Face aux pertes massives de recettes publiques enregistrées chaque année en RDC, Coco Engongolo Ilombe, expert en matière douanière et en traçabilité des ressources minérales, estime que la solution ne réside pas dans une révision de la Constitution. Il préconise plutôt la mise en place d’une Autorité nationale de traçabilité (ANT), un organe indépendant chargé de renforcer le contrôle, la transparence et le suivi des opérations des régies financières afin de combattre efficacement la fraude douanière, l’évasion fiscale et la corruption.
La problématique de la fraude douanière, de l’évasion fiscale et de la corruption ne saurait être résolue par une simple révision de la Constitution. Les véritables défis résident dans la gouvernance, le contrôle des procédures, la transparence des opérations et l’application rigoureuse des lois existantes.
La République démocratique du Congo dispose déjà d’un arsenal juridique important.
Cependant, les pertes considérables de recettes publiques observées chaque année démontrent que le problème se situe davantage au niveau du suivi, de la traçabilité et du contrôle des opérations réalisées par les structures chargées de la mobilisation des recettes.
C’est dans cette perspective que je propose la création d’une Autorité Nationale de Traçabilité (ANT), un organe technique indépendant chargé d’assurer le suivi, la surveillance et la traçabilité des opérations effectuées par les régies financières et autres structures normatives génératrices de recettes publiques.
Cette institution n’aurait pas vocation à se substituer aux administrations existantes ni à empiéter sur leurs prérogatives légales.

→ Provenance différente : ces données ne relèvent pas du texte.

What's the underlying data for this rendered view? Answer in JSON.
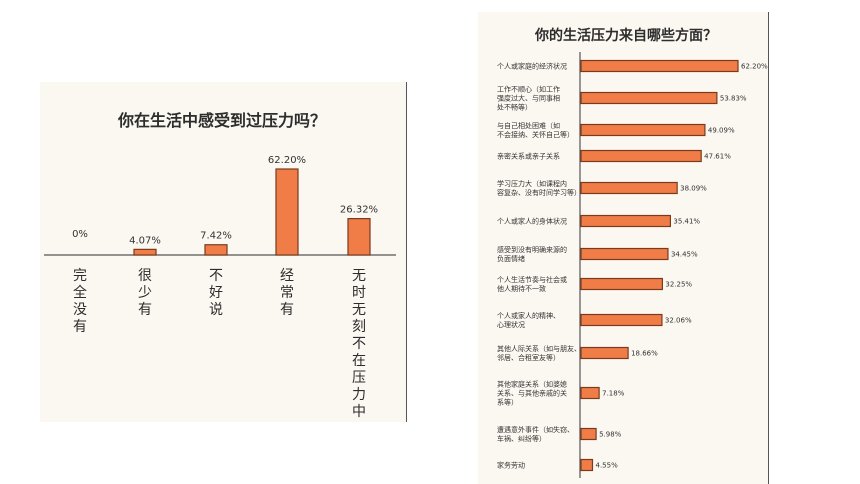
{
  "chart_data": [
    {
      "type": "bar",
      "title": "你在生活中感受到过压力吗？",
      "categories": [
        "完全没有",
        "很少有",
        "不好说",
        "经常有",
        "无时无刻不在压力中"
      ],
      "value_labels": [
        "0%",
        "4.07%",
        "7.42%",
        "62.20%",
        "26.32%"
      ],
      "values": [
        0,
        4.07,
        7.42,
        62.2,
        26.32
      ],
      "ylim": [
        0,
        70
      ]
    },
    {
      "type": "bar",
      "orientation": "horizontal",
      "title": "你的生活压力来自哪些方面？",
      "categories": [
        [
          "个人或家庭的经济状况"
        ],
        [
          "工作不顺心（如工作",
          "强度过大、与同事相",
          "处不畅等）"
        ],
        [
          "与自己相处困难（如",
          "不会接纳、关怀自己等）"
        ],
        [
          "亲密关系或亲子关系"
        ],
        [
          "学习压力大（如课程内",
          "容复杂、没有时间学习等）"
        ],
        [
          "个人或家人的身体状况"
        ],
        [
          "感受到没有明确来源的",
          "负面情绪"
        ],
        [
          "个人生活节奏与社会或",
          "他人期待不一致"
        ],
        [
          "个人或家人的精神、",
          "心理状况"
        ],
        [
          "其他人际关系（如与朋友、",
          "邻居、合租室友等）"
        ],
        [
          "其他家庭关系（如婆媳",
          "关系、与其他亲戚的关",
          "系等）"
        ],
        [
          "遭遇意外事件（如失窃、",
          "车祸、纠纷等）"
        ],
        [
          "家务劳动"
        ]
      ],
      "value_labels": [
        "62.20%",
        "53.83%",
        "49.09%",
        "47.61%",
        "38.09%",
        "35.41%",
        "34.45%",
        "32.25%",
        "32.06%",
        "18.66%",
        "7.18%",
        "5.98%",
        "4.55%"
      ],
      "values": [
        62.2,
        53.83,
        49.09,
        47.61,
        38.09,
        35.41,
        34.45,
        32.25,
        32.06,
        18.66,
        7.18,
        5.98,
        4.55
      ],
      "xlim": [
        0,
        62.2
      ]
    }
  ],
  "colors": {
    "bar": "#f07d48",
    "bar_border": "#7a3a1c"
  }
}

Son rôle consisterait plutôt à vérifier la conformité des procédures, à garantir la transparence des opérations, à détecter les anomalies, à renforcer les mécanismes de contrôle et à produire des rapports indépendants destinés aux institutions compétentes.
L’Autorité Nationale de Traçabilité pourrait notamment intervenir dans :
Le suivi des opérations d’importation et d’exportation ;
La traçabilité des marchandises sous douane ;
Le contrôle des exonérations fiscales et douanières ;
La surveillance des chaînes de perception des recettes publiques ;
L’évaluation des risques de fraude, de corruption et de détournement ;
La production de statistiques fiables pour l’aide à la décision publique.
Une telle réforme contribuerait à renforcer la confiance dans les institutions, à améliorer la mobilisation des recettes internes et à réduire significativement les pertes financières qui privent l’État des moyens nécessaires à son développement.
La modernisation de l’État ne passe pas uniquement par des réformes constitutionnelles ; elle exige également la mise en place d’institutions efficaces capables d’assurer la transparence, la redevabilité et la traçabilité dans la gestion des ressources publiques.
Coco Engongolo Ilombe.
Expert en matière douanière et en traçabilité des ressources minérales.